Quando fiz os primeiros trabalhos sobre a borracha da mangabeira e o DDT, o professor Otto Rothe, da tecnologia orgânica, convidou-me para ser seu assistente, pressentindo minha vocação para o ensino. Mas eu vinha de uma experiência muito ruim: dando aula num cursinho pré-vestibular, senti pânico ao olhar para a turma. Decidi, nessa ocasião, que não era indicado para dar aulas e não aceitei o convite. Isso atrasou muito — quase 20 anos — mas não impediu minha volta para a universidade.

Durante esses dez anos de trabalho na fábrica senti-me muito isolado. Resolvi, então, me aproximar da Associação Brasileira de Química, onde se reuniam periodicamente os químicos do Rio de Janeiro. Lá conheci Pérola Zaltzman, assistente de Walter Mors. Foi ela quem me falou da possibilidade de conseguir uma bolsa do CNPq para o Instituto de Química Agrícola (IQA), influindo decisivamente em minha vida com esse palpite. Aliás, a Pérola foi em seguida fazer um estágio no National Institutes of Health (NIH), em Bethesda, nos Estados Unidos, e lá ficou, casando com Marshall Nirenberg, posteriormente agraciado com o prêmio Nobel pelo desvendamento do código genético. Pérola se tornou assim o brasileiro que mais perto chegou de um prêmio Nobel...

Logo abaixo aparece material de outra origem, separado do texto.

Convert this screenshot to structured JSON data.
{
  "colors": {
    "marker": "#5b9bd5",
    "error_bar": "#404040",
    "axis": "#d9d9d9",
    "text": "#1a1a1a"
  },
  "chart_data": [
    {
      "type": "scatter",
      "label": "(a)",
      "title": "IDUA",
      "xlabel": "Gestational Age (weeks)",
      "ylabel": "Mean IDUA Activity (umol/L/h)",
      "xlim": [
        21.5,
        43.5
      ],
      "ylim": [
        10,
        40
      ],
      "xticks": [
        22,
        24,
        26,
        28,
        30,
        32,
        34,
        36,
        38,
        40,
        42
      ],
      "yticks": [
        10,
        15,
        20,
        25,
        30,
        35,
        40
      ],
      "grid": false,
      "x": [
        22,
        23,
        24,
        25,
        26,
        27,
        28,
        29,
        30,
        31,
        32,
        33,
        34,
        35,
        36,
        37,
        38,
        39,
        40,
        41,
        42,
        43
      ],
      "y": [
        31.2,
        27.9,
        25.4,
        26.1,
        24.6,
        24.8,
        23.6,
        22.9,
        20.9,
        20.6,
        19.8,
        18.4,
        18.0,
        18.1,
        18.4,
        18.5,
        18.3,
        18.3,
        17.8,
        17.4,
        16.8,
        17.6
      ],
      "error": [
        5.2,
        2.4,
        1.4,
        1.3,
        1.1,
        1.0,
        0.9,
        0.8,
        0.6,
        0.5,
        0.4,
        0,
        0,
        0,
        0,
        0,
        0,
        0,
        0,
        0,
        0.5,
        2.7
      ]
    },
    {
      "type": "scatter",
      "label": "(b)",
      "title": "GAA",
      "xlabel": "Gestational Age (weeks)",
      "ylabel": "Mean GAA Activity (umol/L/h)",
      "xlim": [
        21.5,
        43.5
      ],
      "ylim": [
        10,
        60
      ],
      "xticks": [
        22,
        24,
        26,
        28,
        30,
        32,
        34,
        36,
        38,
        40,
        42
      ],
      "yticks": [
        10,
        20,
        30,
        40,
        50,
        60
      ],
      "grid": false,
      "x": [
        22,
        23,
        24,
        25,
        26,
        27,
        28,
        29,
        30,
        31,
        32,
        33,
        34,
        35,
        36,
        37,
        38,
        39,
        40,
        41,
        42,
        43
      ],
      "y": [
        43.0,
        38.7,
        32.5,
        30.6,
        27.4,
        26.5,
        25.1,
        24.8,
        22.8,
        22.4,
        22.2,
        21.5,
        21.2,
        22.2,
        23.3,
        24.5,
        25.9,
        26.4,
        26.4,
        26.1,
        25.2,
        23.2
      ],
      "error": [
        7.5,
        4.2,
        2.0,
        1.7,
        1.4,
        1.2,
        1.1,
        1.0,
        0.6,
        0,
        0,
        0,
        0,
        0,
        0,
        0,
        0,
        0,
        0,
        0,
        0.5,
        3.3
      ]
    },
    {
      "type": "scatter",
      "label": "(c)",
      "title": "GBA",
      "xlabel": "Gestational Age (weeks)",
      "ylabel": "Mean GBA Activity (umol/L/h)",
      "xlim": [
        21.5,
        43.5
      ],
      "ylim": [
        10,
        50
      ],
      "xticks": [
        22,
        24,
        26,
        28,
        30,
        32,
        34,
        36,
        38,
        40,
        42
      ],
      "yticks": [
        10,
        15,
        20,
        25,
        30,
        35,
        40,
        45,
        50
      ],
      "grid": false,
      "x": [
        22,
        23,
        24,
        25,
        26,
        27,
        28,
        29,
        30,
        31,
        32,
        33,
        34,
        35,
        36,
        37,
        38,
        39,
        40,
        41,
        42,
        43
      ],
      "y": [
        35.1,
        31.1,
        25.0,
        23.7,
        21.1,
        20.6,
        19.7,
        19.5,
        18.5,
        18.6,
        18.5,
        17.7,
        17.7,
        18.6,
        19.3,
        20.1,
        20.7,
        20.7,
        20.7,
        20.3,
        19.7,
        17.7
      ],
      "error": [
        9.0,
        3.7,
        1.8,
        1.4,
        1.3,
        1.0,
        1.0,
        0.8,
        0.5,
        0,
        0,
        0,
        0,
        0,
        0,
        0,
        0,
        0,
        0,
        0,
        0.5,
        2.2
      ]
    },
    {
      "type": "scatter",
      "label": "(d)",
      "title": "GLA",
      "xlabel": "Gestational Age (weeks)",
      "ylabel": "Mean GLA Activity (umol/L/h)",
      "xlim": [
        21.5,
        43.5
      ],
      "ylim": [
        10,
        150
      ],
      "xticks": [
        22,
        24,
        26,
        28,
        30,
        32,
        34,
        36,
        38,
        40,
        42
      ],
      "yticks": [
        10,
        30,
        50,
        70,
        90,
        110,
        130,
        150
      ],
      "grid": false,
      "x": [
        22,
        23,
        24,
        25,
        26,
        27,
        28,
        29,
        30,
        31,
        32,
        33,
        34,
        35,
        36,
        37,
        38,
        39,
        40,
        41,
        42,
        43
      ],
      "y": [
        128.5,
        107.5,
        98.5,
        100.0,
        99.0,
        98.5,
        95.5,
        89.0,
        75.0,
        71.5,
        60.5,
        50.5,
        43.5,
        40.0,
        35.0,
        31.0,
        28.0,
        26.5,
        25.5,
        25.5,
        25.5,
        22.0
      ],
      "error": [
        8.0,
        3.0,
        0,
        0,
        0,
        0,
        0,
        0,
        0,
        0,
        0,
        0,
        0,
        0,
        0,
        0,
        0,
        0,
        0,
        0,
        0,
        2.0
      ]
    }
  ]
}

que se pesquisava no Instituto de Química Agrícola quando o senhor lá ingressou, em 1955?

Nesse período, praticamente todo o instituto — exceto a seção de pedologia (disciplina que estuda os solos) estava interessada na análise química das plantas brasileiras. Uma das primeiras tarefas que recebi referia-se a uma planta da Amazônia. Miranda Bastos, um dendrólogo (analista da composição de uma floresta), tinha visitado destiladas de pau-rosa e verificado que os cavacos residuais, mesmo depois de extraído o óleo essencial, queimavam muito bem. Imaginou então que, nas condições primitivas reinantes, nem todo o óleo era extraído. Analisei o material e verifiquei que o motivo da queima não era o óleo, mas outros materiais combustíveis que isolei e cuja estrutura determinei em parceria com os colegas Mauro Magalhães e Walter Mors. Como é poderosa a força do destino: o óleo essencial de pau-rosa era a matéria-prima mais importante da fábrica de meu pai e o subproduto do processo de extração desse óleo marcou minha estréia em investigação científica. Desde então, mesmo tendo ampliado um tanto o leque dos meus interesses, continuo estudando as plantas da Amazônia, seus extratos brutos, as substâncias que podem ser isoladas e a sua estrutura. Até hoje me parece incrível que o IQA tenha sido extinto.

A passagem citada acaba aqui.